SML: Scalable Machine Learning
Alex Smola’s lectures on Scalable Machine Learning at Berkeley with a wealth of supplemental materials.
Overview:
Scalable Machine Learning occurs when Statistics, Systems, Machine Learning and Data Mining are combined into flexible, often nonparametric, and scalable techniques for analyzing large amounts of data at internet scale. This class aims to teach methods which are going to power the next generation of internet applications. The class will cover systems and processing paradigms, an introduction to statistical analysis, algorithms for data streams, generalized linear methods (logistic models, support vector machines, etc.), large scale convex optimization, kernels, graphical models and inference algorithms such as sampling and variational approximations, and explore/exploit mechanisms.
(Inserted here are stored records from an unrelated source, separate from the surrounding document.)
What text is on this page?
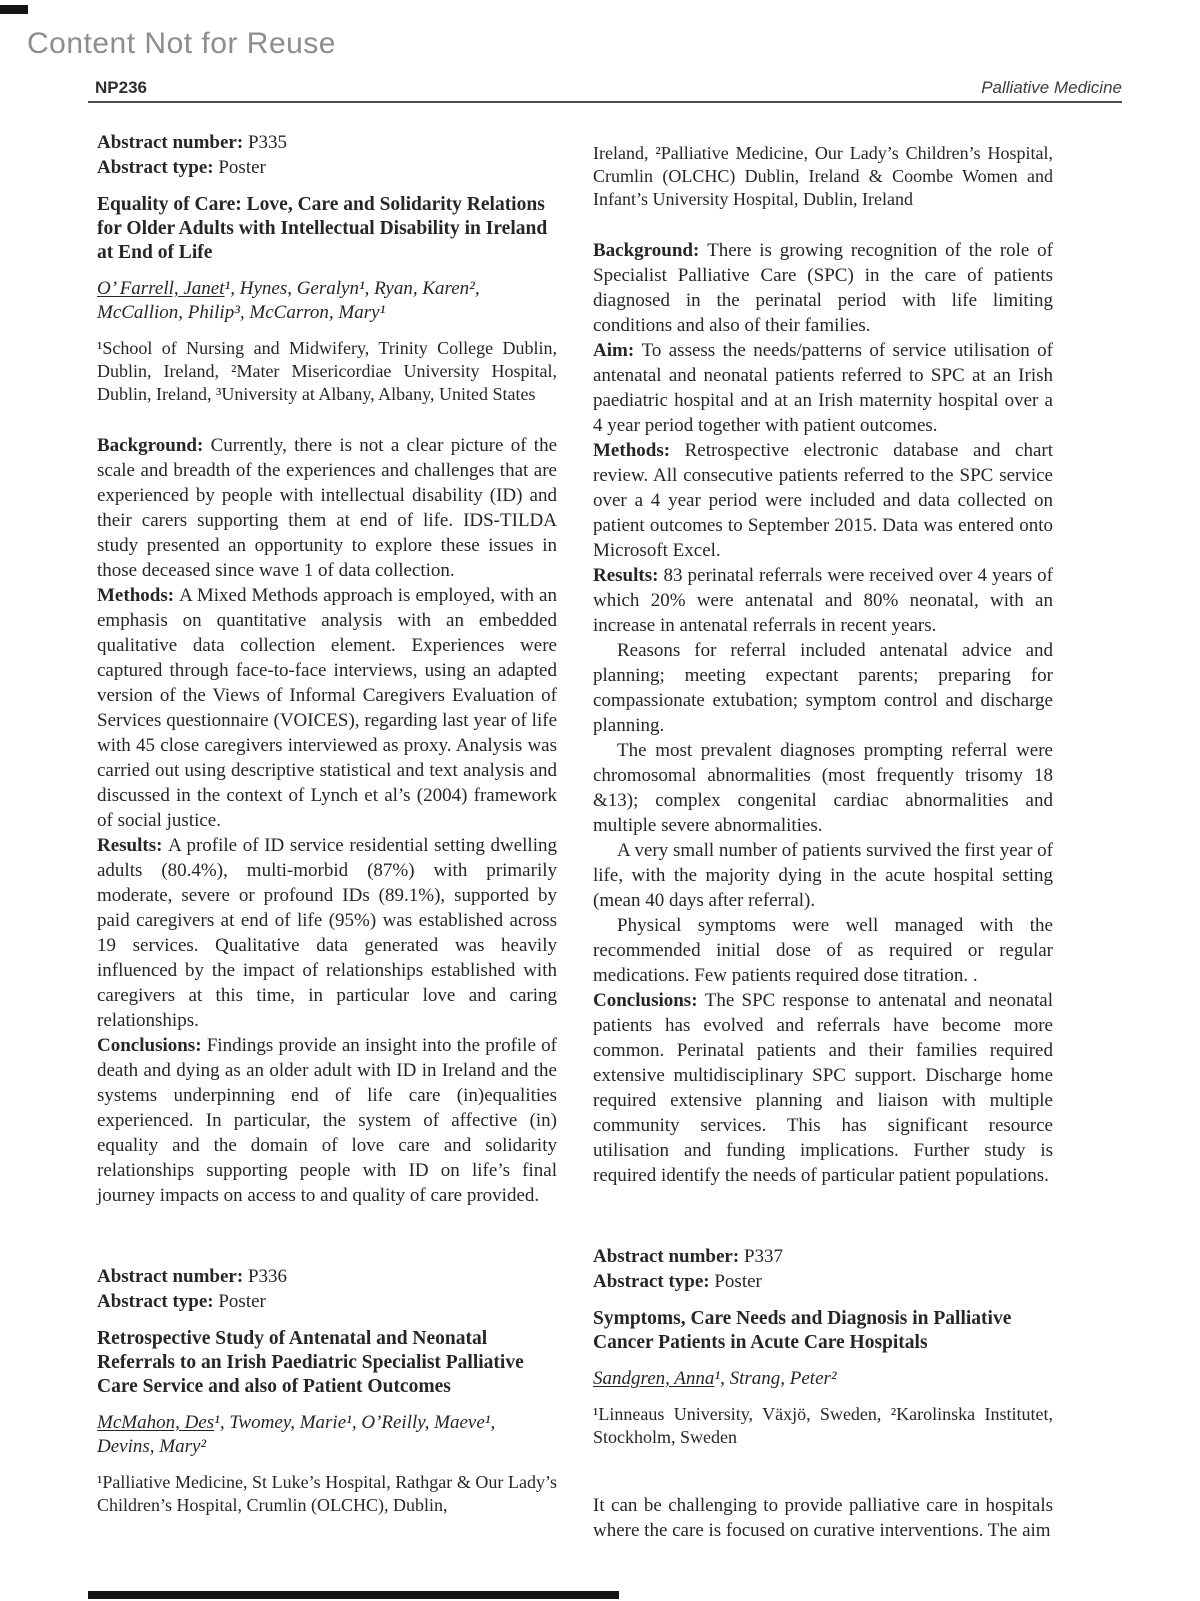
Content Not for Reuse
NP236	Palliative Medicine
Abstract number: P335
Abstract type: Poster
Equality of Care: Love, Care and Solidarity Relations for Older Adults with Intellectual Disability in Ireland at End of Life
O’ Farrell, Janet¹, Hynes, Geralyn¹, Ryan, Karen², McCallion, Philip³, McCarron, Mary¹
¹School of Nursing and Midwifery, Trinity College Dublin, Dublin, Ireland, ²Mater Misericordiae University Hospital, Dublin, Ireland, ³University at Albany, Albany, United States
Background: Currently, there is not a clear picture of the scale and breadth of the experiences and challenges that are experienced by people with intellectual disability (ID) and their carers supporting them at end of life. IDS-TILDA study presented an opportunity to explore these issues in those deceased since wave 1 of data collection.
Methods: A Mixed Methods approach is employed, with an emphasis on quantitative analysis with an embedded qualitative data collection element. Experiences were captured through face-to-face interviews, using an adapted version of the Views of Informal Caregivers Evaluation of Services questionnaire (VOICES), regarding last year of life with 45 close caregivers interviewed as proxy. Analysis was carried out using descriptive statistical and text analysis and discussed in the context of Lynch et al’s (2004) framework of social justice.
Results: A profile of ID service residential setting dwelling adults (80.4%), multi-morbid (87%) with primarily moderate, severe or profound IDs (89.1%), supported by paid caregivers at end of life (95%) was established across 19 services. Qualitative data generated was heavily influenced by the impact of relationships established with caregivers at this time, in particular love and caring relationships.
Conclusions: Findings provide an insight into the profile of death and dying as an older adult with ID in Ireland and the systems underpinning end of life care (in)equalities experienced. In particular, the system of affective (in) equality and the domain of love care and solidarity relationships supporting people with ID on life’s final journey impacts on access to and quality of care provided.
Abstract number: P336
Abstract type: Poster
Retrospective Study of Antenatal and Neonatal Referrals to an Irish Paediatric Specialist Palliative Care Service and also of Patient Outcomes
McMahon, Des¹, Twomey, Marie¹, O’Reilly, Maeve¹, Devins, Mary²
¹Palliative Medicine, St Luke’s Hospital, Rathgar & Our Lady’s Children’s Hospital, Crumlin (OLCHC), Dublin,
Ireland, ²Palliative Medicine, Our Lady’s Children’s Hospital, Crumlin (OLCHC) Dublin, Ireland & Coombe Women and Infant’s University Hospital, Dublin, Ireland
Background: There is growing recognition of the role of Specialist Palliative Care (SPC) in the care of patients diagnosed in the perinatal period with life limiting conditions and also of their families.
Aim: To assess the needs/patterns of service utilisation of antenatal and neonatal patients referred to SPC at an Irish paediatric hospital and at an Irish maternity hospital over a 4 year period together with patient outcomes.
Methods: Retrospective electronic database and chart review. All consecutive patients referred to the SPC service over a 4 year period were included and data collected on patient outcomes to September 2015. Data was entered onto Microsoft Excel.
Results: 83 perinatal referrals were received over 4 years of which 20% were antenatal and 80% neonatal, with an increase in antenatal referrals in recent years.
Reasons for referral included antenatal advice and planning; meeting expectant parents; preparing for compassionate extubation; symptom control and discharge planning.
The most prevalent diagnoses prompting referral were chromosomal abnormalities (most frequently trisomy 18 &13); complex congenital cardiac abnormalities and multiple severe abnormalities.
A very small number of patients survived the first year of life, with the majority dying in the acute hospital setting (mean 40 days after referral).
Physical symptoms were well managed with the recommended initial dose of as required or regular medications. Few patients required dose titration. .
Conclusions: The SPC response to antenatal and neonatal patients has evolved and referrals have become more common. Perinatal patients and their families required extensive multidisciplinary SPC support. Discharge home required extensive planning and liaison with multiple community services. This has significant resource utilisation and funding implications. Further study is required identify the needs of particular patient populations.
Abstract number: P337
Abstract type: Poster
Symptoms, Care Needs and Diagnosis in Palliative Cancer Patients in Acute Care Hospitals
Sandgren, Anna¹, Strang, Peter²
¹Linneaus University, Växjö, Sweden, ²Karolinska Institutet, Stockholm, Sweden
It can be challenging to provide palliative care in hospitals where the care is focused on curative interventions. The aim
Applications include social recommender systems, real time analytics, spam filtering, topic models, and document analysis.
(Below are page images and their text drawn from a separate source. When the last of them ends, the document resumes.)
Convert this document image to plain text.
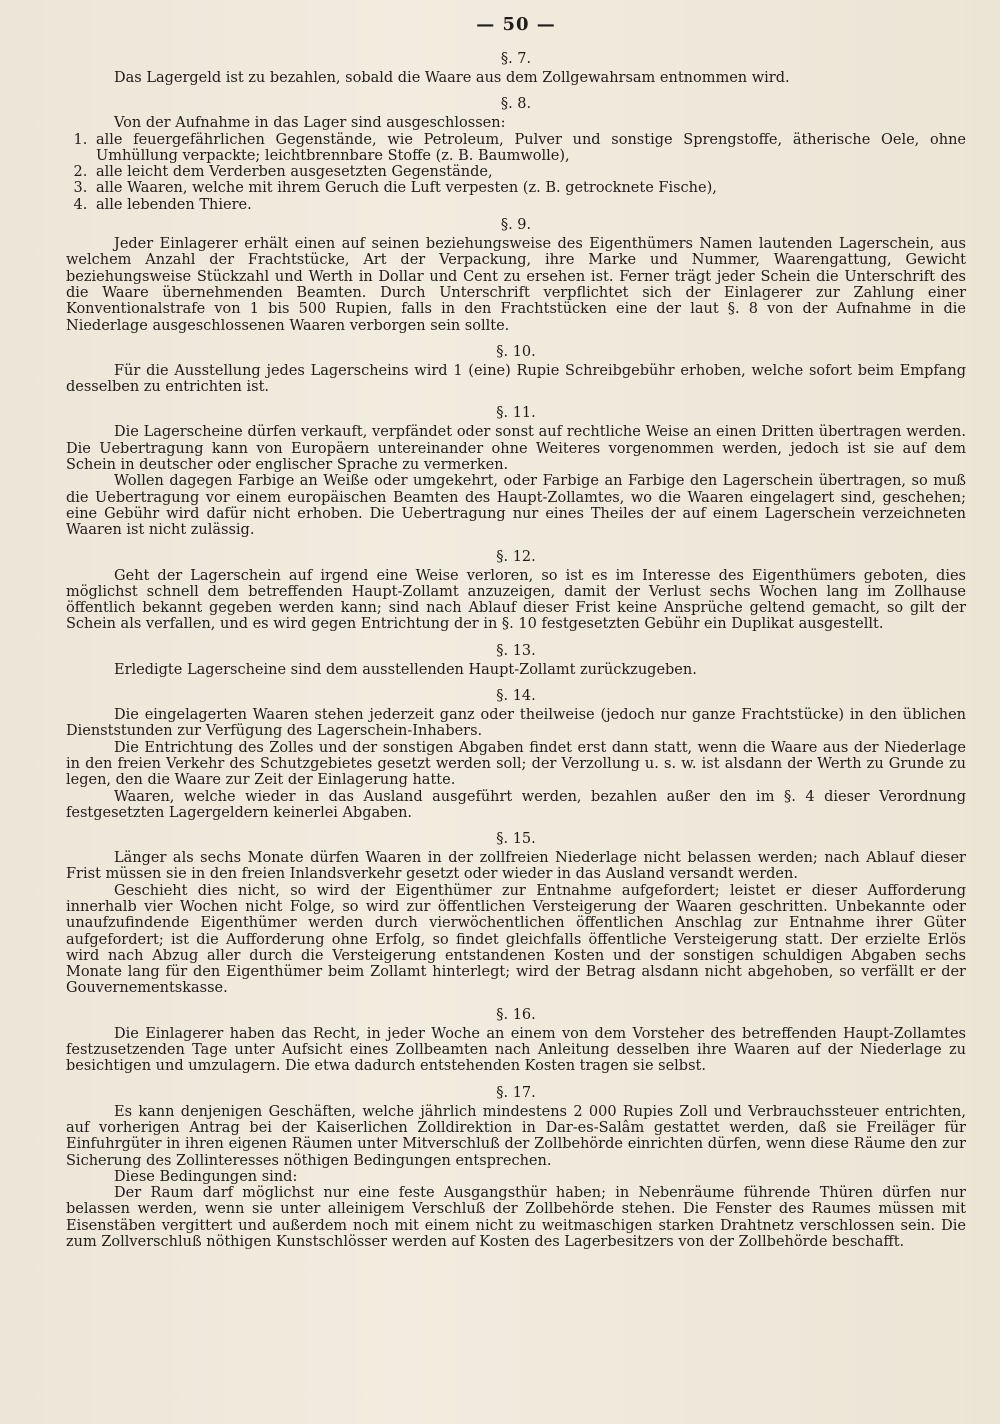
— 50 —
§. 7.

Das Lagergeld ist zu bezahlen, sobald die Waare aus dem Zollgewahrsam entnommen wird.

§. 8.

Von der Aufnahme in das Lager sind ausgeschlossen:

1. alle feuergefährlichen Gegenstände, wie Petroleum, Pulver und sonstige Sprengstoffe, ätherische Oele, ohne Umhüllung verpackte; leichtbrennbare Stoffe (z. B. Baumwolle),
2. alle leicht dem Verderben ausgesetzten Gegenstände,
3. alle Waaren, welche mit ihrem Geruch die Luft verpesten (z. B. getrocknete Fische),
4. alle lebenden Thiere.
§. 9.

Jeder Einlagerer erhält einen auf seinen beziehungsweise des Eigenthümers Namen lautenden Lagerschein, aus welchem Anzahl der Frachtstücke, Art der Verpackung, ihre Marke und Nummer, Waarengattung, Gewicht beziehungsweise Stückzahl und Werth in Dollar und Cent zu ersehen ist. Ferner trägt jeder Schein die Unterschrift des die Waare übernehmenden Beamten. Durch Unterschrift verpflichtet sich der Einlagerer zur Zahlung einer Konventionalstrafe von 1 bis 500 Rupien, falls in den Frachtstücken eine der laut §. 8 von der Aufnahme in die Niederlage ausgeschlossenen Waaren verborgen sein sollte.

§. 10.

Für die Ausstellung jedes Lagerscheins wird 1 (eine) Rupie Schreibgebühr erhoben, welche sofort beim Empfang desselben zu entrichten ist.

§. 11.

Die Lagerscheine dürfen verkauft, verpfändet oder sonst auf rechtliche Weise an einen Dritten übertragen werden. Die Uebertragung kann von Europäern untereinander ohne Weiteres vorgenommen werden, jedoch ist sie auf dem Schein in deutscher oder englischer Sprache zu vermerken.

Wollen dagegen Farbige an Weiße oder umgekehrt, oder Farbige an Farbige den Lagerschein übertragen, so muß die Uebertragung vor einem europäischen Beamten des Haupt-Zollamtes, wo die Waaren eingelagert sind, geschehen; eine Gebühr wird dafür nicht erhoben. Die Uebertragung nur eines Theiles der auf einem Lagerschein verzeichneten Waaren ist nicht zulässig.

§. 12.

Geht der Lagerschein auf irgend eine Weise verloren, so ist es im Interesse des Eigenthümers geboten, dies möglichst schnell dem betreffenden Haupt-Zollamt anzuzeigen, damit der Verlust sechs Wochen lang im Zollhause öffentlich bekannt gegeben werden kann; sind nach Ablauf dieser Frist keine Ansprüche geltend gemacht, so gilt der Schein als verfallen, und es wird gegen Entrichtung der in §. 10 festgesetzten Gebühr ein Duplikat ausgestellt.

§. 13.

Erledigte Lagerscheine sind dem ausstellenden Haupt-Zollamt zurückzugeben.

§. 14.

Die eingelagerten Waaren stehen jederzeit ganz oder theilweise (jedoch nur ganze Frachtstücke) in den üblichen Dienststunden zur Verfügung des Lagerschein-Inhabers.

Die Entrichtung des Zolles und der sonstigen Abgaben findet erst dann statt, wenn die Waare aus der Niederlage in den freien Verkehr des Schutzgebietes gesetzt werden soll; der Verzollung u. s. w. ist alsdann der Werth zu Grunde zu legen, den die Waare zur Zeit der Einlagerung hatte.

Waaren, welche wieder in das Ausland ausgeführt werden, bezahlen außer den im §. 4 dieser Verordnung festgesetzten Lagergeldern keinerlei Abgaben.

§. 15.

Länger als sechs Monate dürfen Waaren in der zollfreien Niederlage nicht belassen werden; nach Ablauf dieser Frist müssen sie in den freien Inlandsverkehr gesetzt oder wieder in das Ausland versandt werden.

Geschieht dies nicht, so wird der Eigenthümer zur Entnahme aufgefordert; leistet er dieser Aufforderung innerhalb vier Wochen nicht Folge, so wird zur öffentlichen Versteigerung der Waaren geschritten. Unbekannte oder unaufzufindende Eigenthümer werden durch vierwöchentlichen öffentlichen Anschlag zur Entnahme ihrer Güter aufgefordert; ist die Aufforderung ohne Erfolg, so findet gleichfalls öffentliche Versteigerung statt. Der erzielte Erlös wird nach Abzug aller durch die Versteigerung entstandenen Kosten und der sonstigen schuldigen Abgaben sechs Monate lang für den Eigenthümer beim Zollamt hinterlegt; wird der Betrag alsdann nicht abgehoben, so verfällt er der Gouvernementskasse.

§. 16.

Die Einlagerer haben das Recht, in jeder Woche an einem von dem Vorsteher des betreffenden Haupt-Zollamtes festzusetzenden Tage unter Aufsicht eines Zollbeamten nach Anleitung desselben ihre Waaren auf der Niederlage zu besichtigen und umzulagern. Die etwa dadurch entstehenden Kosten tragen sie selbst.

§. 17.

Es kann denjenigen Geschäften, welche jährlich mindestens 2 000 Rupies Zoll und Verbrauchssteuer entrichten, auf vorherigen Antrag bei der Kaiserlichen Zolldirektion in Dar-es-Salâm gestattet werden, daß sie Freiläger für Einfuhrgüter in ihren eigenen Räumen unter Mitverschluß der Zollbehörde einrichten dürfen, wenn diese Räume den zur Sicherung des Zollinteresses nöthigen Bedingungen entsprechen.

Diese Bedingungen sind:

Der Raum darf möglichst nur eine feste Ausgangsthür haben; in Nebenräume führende Thüren dürfen nur belassen werden, wenn sie unter alleinigem Verschluß der Zollbehörde stehen. Die Fenster des Raumes müssen mit Eisenstäben vergittert und außerdem noch mit einem nicht zu weitmaschigen starken Drahtnetz verschlossen sein. Die zum Zollverschluß nöthigen Kunstschlösser werden auf Kosten des Lagerbesitzers von der Zollbehörde beschafft.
Just to give you a taste for the content, the first set of lectures is on Hardware and covers:
- Hardware
- Processor, RAM, buses, GPU, disk, SSD, network, switches, racks, server centers
- Bandwidth, latency and faults
- Basic parallelization paradigms
- Trees, stars, rings, queues
- Hashing (consistent, proportional)
- Distributed hash tables and P2P
- Storage
- RAID
- Google File System / HadoopFS
- Distributed (key, value) storage
- Processing
- MapReduce
- Dryad
- S4 / stream processing
- Structured access beyond SQL
Each set of lectures was back to back (to reduce travel time for Smola).
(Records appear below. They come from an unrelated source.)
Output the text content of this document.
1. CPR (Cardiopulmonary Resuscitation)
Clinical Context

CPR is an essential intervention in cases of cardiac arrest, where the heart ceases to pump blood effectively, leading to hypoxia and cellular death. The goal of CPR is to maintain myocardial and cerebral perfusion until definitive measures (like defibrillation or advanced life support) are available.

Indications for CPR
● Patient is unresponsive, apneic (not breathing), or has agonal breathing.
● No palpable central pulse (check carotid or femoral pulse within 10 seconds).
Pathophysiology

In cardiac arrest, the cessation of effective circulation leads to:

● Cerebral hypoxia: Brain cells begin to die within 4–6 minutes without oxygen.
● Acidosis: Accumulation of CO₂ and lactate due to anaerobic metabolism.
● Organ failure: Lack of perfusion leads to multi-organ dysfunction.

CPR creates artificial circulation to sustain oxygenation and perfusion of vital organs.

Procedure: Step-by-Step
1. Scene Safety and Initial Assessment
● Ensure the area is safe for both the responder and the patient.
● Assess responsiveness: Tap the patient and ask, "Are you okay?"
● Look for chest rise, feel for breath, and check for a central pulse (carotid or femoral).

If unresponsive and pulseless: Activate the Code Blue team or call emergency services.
Hardware influences our thinking and design choices so it was good to see the lectures starting with coverage of hardware.
Interesting point near the end of the first lecture about never using editors to create editorial data. Then Alex explains that query results were validated at one point by women in their twenties so other perspectives on query results were not reflected in the results. He suggested getting users to provide data for search validation than using experts to label the data.
I would split his comments on editorial content into:
- Editorial content from experts
- Editorial content from users
I would put #1 in the same category as getting ontologists or linked data types to markup data. It works for them and from their point of view, but that doesn’t mean it works for the users of the data.
On the other hand, #2, content from users about how they think about their data and what constitutes a good result, seems a lot more appealing to me.
I would say that Alex’s point isn’t to not to use editors but to choose one’s editors carefully, favoring the users who will be using the results of the searches. (And avoiding the activity of labeling, there are better ways to get the needed data from users.)
That doesn’t work for a generalized search interface like Google but then a public ….., err, water trough is a public water trough.